Catalyst for change: A&S alum Meera Mehta is working on newer, cheaper and more sustainable catalysts

November 8, 2023 by Coby Zucker - A&S News

A&S alum Meera Mehta is at the forefront of research around creating sustainable alternatives to today’s chemical catalysis, the process crucial to almost all the world’s manufactured goods.

The best catalysts are precious metals like palladium and platinum, which are not only expensive, but quickly depleting. Mining them can be environmentally damaging and their acquisition is geopolitically fraught, with much of the world’s supply located in Russia and China.

“My group is interested in understanding the fundamental chemistry of elements like phosphorus, boron, aluminum and silicon that are far more evenly distributed across the earth — and far more abundant — to get them to do catalysis that we rely on these metals for,” says Mehta, who earned her PhD in chemistry in 2017.

For the past three years, Mehta has been a lecturer at the University of Manchester. In 2024, she starts a new position as an associate professor at the University of Oxford, where she completed a postdoc in 2019.

Mehta was also recently awarded a Starting Grant from the European Research Council for 1.5 million euros over five years ($2.2 million). The grant — meant for early career scientists with a track record of success and a proposal that has promise — is one of the most prestigious a researcher can win.

When U of T chemistry professor Doug Stephan heard his former doctoral student had received the grant, he wasn’t surprised.

“That’s just another feather in her cap,” Stephan says. “I'm very proud of her. She’s done really well. I expect great things, but she knows that.”

“Doug is the best,” Mehta says. “He's so supportive of everyone who's left his group, not just me. He always has an open-door policy. He is just an exceptional mentor, an exceptional boss and he continues to cheerlead for you after you exit his group.”

Mehta learned the idea to use abundant elements like phosphorus, boron, aluminum and silicon — otherwise known as main group elements — as catalysts from Stephan when she was still a doctoral student. Stephan was a core member of the group that first discovered one could use elements that aren’t “transition metals” as catalysts in important chemical reactions.

“Everyone thought the star of the show was metals,” Mehta says. “Doug opened the door to getting these other elements to do the stuff we really thought only metals were capable of doing.”

Mehta took what she learned from Stephan and combined it with the research her postdoctoral supervisor, Jose Goicoechea, was doing at Oxford into “clusters” — groups of atoms or molecules bound together. Main group elements and transition metals both make for robust clusters, and metal clusters have commonly been used as catalysts. Mehta has carved out her own niche in the field by investigating the potential of main group element clusters as catalysts for synthesis.

“Right now, we're the only research group I'm aware of nationally or internationally that works on developing these clusters as catalysts for organic chemistry,” Mehta says. “It allowed us to break in and find our own space.”

“It's a direction I hadn't thought about, and I think it's a really creative way to do it,” Stephan says.

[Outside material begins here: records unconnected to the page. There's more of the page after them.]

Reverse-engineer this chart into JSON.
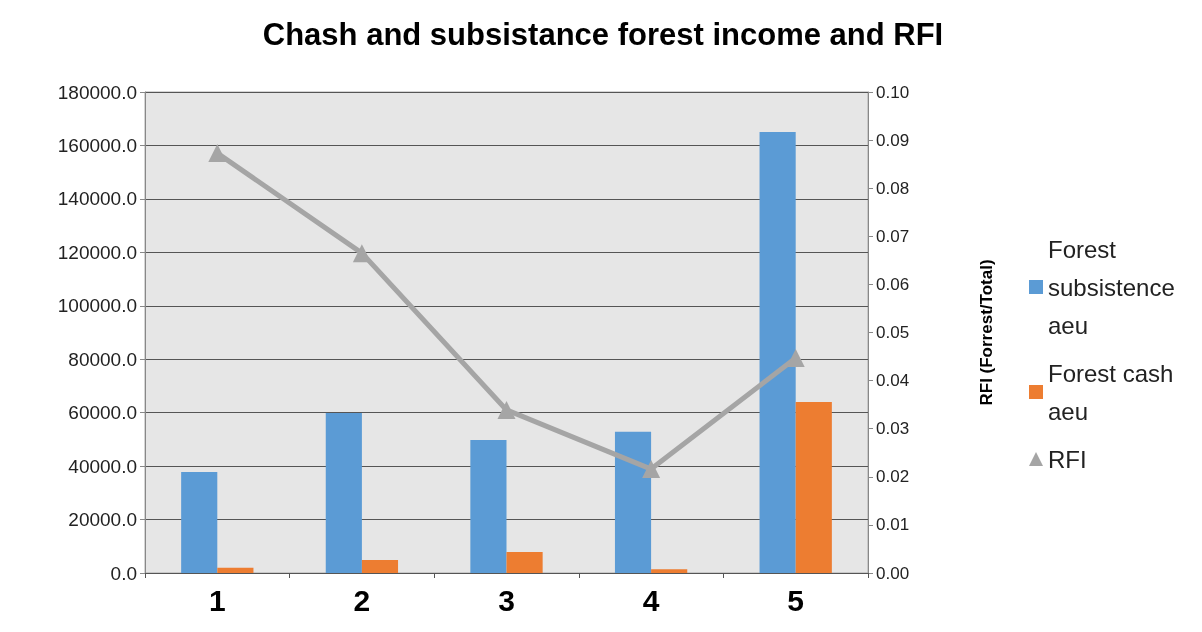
{
  "chart_data": {
    "type": "bar",
    "title": "Chash and subsistance forest income and RFI",
    "y2label": "RFI (Forrest/Total)",
    "categories": [
      "1",
      "2",
      "3",
      "4",
      "5"
    ],
    "series": [
      {
        "name": "Forest subsistence aeu",
        "color": "#5b9bd5",
        "values": [
          37800,
          59900,
          49800,
          52900,
          165000
        ]
      },
      {
        "name": "Forest cash aeu",
        "color": "#ed7d31",
        "values": [
          2000,
          4900,
          7900,
          1400,
          64000
        ]
      },
      {
        "name": "RFI",
        "type": "line",
        "axis": "y2",
        "color": "#a5a5a5",
        "marker": "triangle",
        "values": [
          0.0873,
          0.0665,
          0.0339,
          0.0216,
          0.0447
        ]
      }
    ],
    "ylim": [
      0,
      180000
    ],
    "yticks": [
      {
        "value": 0,
        "label": "0.0"
      },
      {
        "value": 20000,
        "label": "20000.0"
      },
      {
        "value": 40000,
        "label": "40000.0"
      },
      {
        "value": 60000,
        "label": "60000.0"
      },
      {
        "value": 80000,
        "label": "80000.0"
      },
      {
        "value": 100000,
        "label": "100000.0"
      },
      {
        "value": 120000,
        "label": "120000.0"
      },
      {
        "value": 140000,
        "label": "140000.0"
      },
      {
        "value": 160000,
        "label": "160000.0"
      },
      {
        "value": 180000,
        "label": "180000.0"
      }
    ],
    "y2lim": [
      0,
      0.1
    ],
    "y2ticks": [
      {
        "value": 0,
        "label": "0.00"
      },
      {
        "value": 0.01,
        "label": "0.01"
      },
      {
        "value": 0.02,
        "label": "0.02"
      },
      {
        "value": 0.03,
        "label": "0.03"
      },
      {
        "value": 0.04,
        "label": "0.04"
      },
      {
        "value": 0.05,
        "label": "0.05"
      },
      {
        "value": 0.06,
        "label": "0.06"
      },
      {
        "value": 0.07,
        "label": "0.07"
      },
      {
        "value": 0.08,
        "label": "0.08"
      },
      {
        "value": 0.09,
        "label": "0.09"
      },
      {
        "value": 0.1,
        "label": "0.10"
      }
    ],
    "grid": "y",
    "legend": "right"
  }
}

Mehta’s research has the potential to shake up how the world performs most of our industrial reactions and could also have massive sustainability implications. Mehta and her doctoral students recently showed that their main group catalysts can capture carbon dioxide and turn it into useful feedstocks — organic materials that can be used as fuels — like methanol. When that methanol is burned as fuel, the carbon would be captured again in a renewable loop.

While her team is still far away from reaching a critical level of efficiency, it’s an important proof of concept and a mark of how far Mehta’s research has come. According to Mehta, none of it would have been possible without her time at U of T.

“The reality is U of T is one of the best research facilities I've ever worked in,” she says. “It's just absolutely phenomenal.

“I’ve said this to people before: the only thing that slows you down at U of T is how hard you want to work. It feels like you have all of the access to equipment and resources. You're also surrounded by really bright, ambitious people, which forces you to up your game.”

When Mehta was considering applying for the position at Oxford, one of the first people she went to for advice was her former doctoral supervisor, Stephan. The two stay in close contact, giving Mehta a constant line back to U of T.

“I feel very lucky for my entire education. And in my mentors,” Mehta says. “I've had a lot of really supportive people around.”